16 December 2014
Growing forests with fire
Posted by kwheeling
By Nicholas Weiler
In the summer of 2012, Heather Alexander traveled to a remote larch forest in eastern Siberia, gathered together piles of dry twigs and branches, and lit a match. Alexander, a biologist at the University of Texas at Brownsville, is a fire starter. Her work aims to understand whether increasingly common fires in the boreal larch forests of north-eastern Siberia are unleashing more carbon into the atmosphere or, paradoxically, helping the forests capture and store atmospheric carbon by promoting the growth of new stands of trees.
Over the past 30 years, as the climate has warmed, forest fires around the world have become more frequent and more intense, Alexander said at a poster session Monday at the American Geophysical Union’s Fall Meeting. Boreal forests like the Siberian larch stands where Alexander set her fires contain a significant proportion of the world’s carbon: approximately twice as much as currently floats in the atmosphere.
A worrying possibility is that as atmospheric carbon warms the planet, increased forest fires will release even more carbon into the atmosphere, producing a vicious cycle that could significantly worsen the warming climate. But fires also have a positive role in the health of boreal forests. They clear land for new growth and thaw the permafrost to allow young trees to take root. Alexander wondered how this new growth changes the overall impact of forest fires on atmospheric carbon.
“If they accumulate and store as much carbon as fires release, then the total effect is neutral,” she said.
In the summer of 2012, Alexander and her colleagues traveled by river to the remote Northeast Science Station in Cherskii, in far eastern Siberia. At the time there was no way for her and her team to access any naturally occurring forest fires, and their Russian hosts were nervous about letting her spark a large fire of her own. So the team made do with setting controlled fires in small plots.
“We took a campfire approach,” Alexander said.

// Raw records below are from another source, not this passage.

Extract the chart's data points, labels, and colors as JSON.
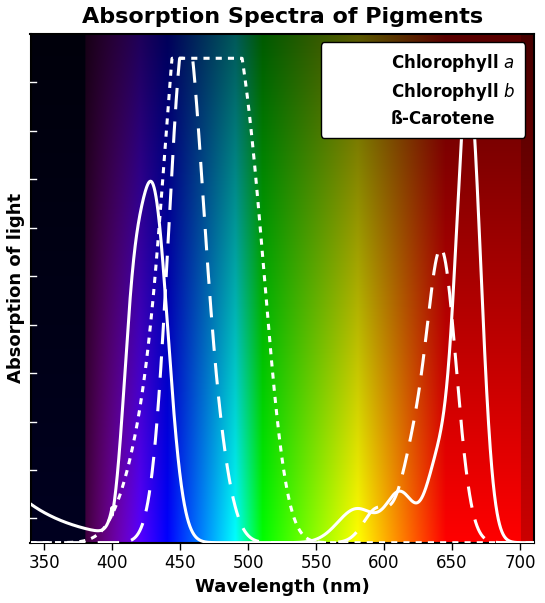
{
  "title": "Absorption Spectra of Pigments",
  "xlabel": "Wavelength (nm)",
  "ylabel": "Absorption of light",
  "xlim": [
    340,
    710
  ],
  "ylim": [
    0,
    1.05
  ],
  "xticks": [
    350,
    400,
    450,
    500,
    550,
    600,
    650,
    700
  ],
  "line_color": "#ffffff",
  "line_width": 2.2,
  "title_fontsize": 16,
  "label_fontsize": 13,
  "tick_fontsize": 12,
  "legend_fontsize": 12
}
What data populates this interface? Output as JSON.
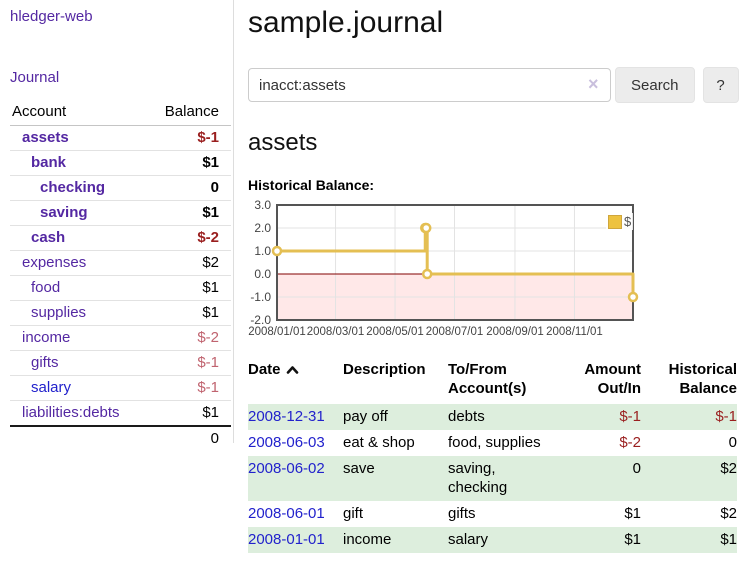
{
  "sidebar": {
    "brand": "hledger-web",
    "nav": {
      "journal": "Journal"
    },
    "accounts_table": {
      "headers": {
        "account": "Account",
        "balance": "Balance"
      },
      "rows": [
        {
          "name": "assets",
          "balance": "$-1",
          "indent": 1,
          "bold": true
        },
        {
          "name": "bank",
          "balance": "$1",
          "indent": 2,
          "bold": true
        },
        {
          "name": "checking",
          "balance": "0",
          "indent": 3,
          "bold": true
        },
        {
          "name": "saving",
          "balance": "$1",
          "indent": 3,
          "bold": true
        },
        {
          "name": "cash",
          "balance": "$-2",
          "indent": 2,
          "bold": true
        },
        {
          "name": "expenses",
          "balance": "$2",
          "indent": 1
        },
        {
          "name": "food",
          "balance": "$1",
          "indent": 2
        },
        {
          "name": "supplies",
          "balance": "$1",
          "indent": 2
        },
        {
          "name": "income",
          "balance": "$-2",
          "indent": 1,
          "muted": true
        },
        {
          "name": "gifts",
          "balance": "$-1",
          "indent": 2,
          "muted": true
        },
        {
          "name": "salary",
          "balance": "$-1",
          "indent": 2,
          "muted": true,
          "link_color": "blue"
        },
        {
          "name": "liabilities:debts",
          "balance": "$1",
          "indent": 1
        }
      ],
      "total": "0"
    }
  },
  "main": {
    "title": "sample.journal",
    "search": {
      "value": "inacct:assets",
      "clear_glyph": "×",
      "button_label": "Search",
      "help_label": "?"
    },
    "section_title": "assets",
    "chart_label": "Historical Balance:",
    "transactions": {
      "headers": [
        {
          "line1": "Date"
        },
        {
          "line1": "Description"
        },
        {
          "line1": "To/From",
          "line2": "Account(s)"
        },
        {
          "line1": "Amount",
          "line2": "Out/In"
        },
        {
          "line1": "Historical",
          "line2": "Balance"
        }
      ],
      "rows": [
        {
          "date": "2008-12-31",
          "description": "pay off",
          "accounts": "debts",
          "amount": "$-1",
          "balance": "$-1"
        },
        {
          "date": "2008-06-03",
          "description": "eat & shop",
          "accounts": "food, supplies",
          "amount": "$-2",
          "balance": "0"
        },
        {
          "date": "2008-06-02",
          "description": "save",
          "accounts": "saving,\nchecking",
          "amount": "0",
          "balance": "$2"
        },
        {
          "date": "2008-06-01",
          "description": "gift",
          "accounts": "gifts",
          "amount": "$1",
          "balance": "$2"
        },
        {
          "date": "2008-01-01",
          "description": "income",
          "accounts": "salary",
          "amount": "$1",
          "balance": "$1"
        }
      ]
    }
  },
  "chart_data": {
    "type": "line",
    "title": "Historical Balance",
    "step": true,
    "x": [
      "2008-01-01",
      "2008-06-01",
      "2008-06-02",
      "2008-06-03",
      "2008-12-31"
    ],
    "series": [
      {
        "name": "$",
        "values": [
          1,
          2,
          2,
          0,
          -1
        ]
      }
    ],
    "xlim": [
      "2008-01-01",
      "2008-12-31"
    ],
    "ylim": [
      -2,
      3
    ],
    "yticks": [
      3.0,
      2.0,
      1.0,
      0.0,
      -1.0,
      -2.0
    ],
    "xticks": [
      "2008/01/01",
      "2008/03/01",
      "2008/05/01",
      "2008/07/01",
      "2008/09/01",
      "2008/11/01"
    ],
    "legend": {
      "label": "$",
      "position": "top-right"
    },
    "grid": true,
    "negative_zone": true
  },
  "colors": {
    "link_purple": "#5428a2",
    "link_blue": "#2222cc",
    "negative_red": "#9a1f1f",
    "negative_soft": "#c0636f",
    "row_stripe_green": "#ddeedd",
    "chart_line_gold": "#e4bf53",
    "legend_gold": "#edc240",
    "zero_line": "#800000",
    "negative_zone_pink": "#f9dbdb",
    "plot_border": "#545454",
    "button_gray": "#ececec"
  }
}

The plots with the least fuel barely scorched the moss and organic matter that makes up the top layer of soil in these forests, but the most intense fires burned deep into this organic layer, leaving it grey and ashen.
These severe burns enhanced the summer thaw of the underlying permafrost, Alexander said, leaving the soil warmer and moister all summer. And once the permafrost was disrupted, it stayed disrupted. When the researchers returned the following two summers they found that the permafrost in the heavily burned sites still thawed faster and deeper.
The enhanced thaws are good news for larch seedlings. The researchers planted larch seeds in each plot at the end of the first summer, and over the following two years found that the most severely burned plots produced the most successful saplings.
Alexander says it’s pretty clear that increasingly severe fires in Siberia’s boreal forest could ultimately offset the carbon they release by promoting denser larch stands. On the other hand, she said, there are many other factors at play that weren’t captured in the current study. For instance, changing how the permafrost thaws could also destabilize the landscape, leading to erosion that could expose carbon that had been buried for millennia.
The next step, she said, is to examine how fires actually change the density of larch stands over time, and to project how this affects the carbon cycle of boreal forests under a warming climate.
Nicholas Weiler is a science communication graduate student at UC Santa Cruz.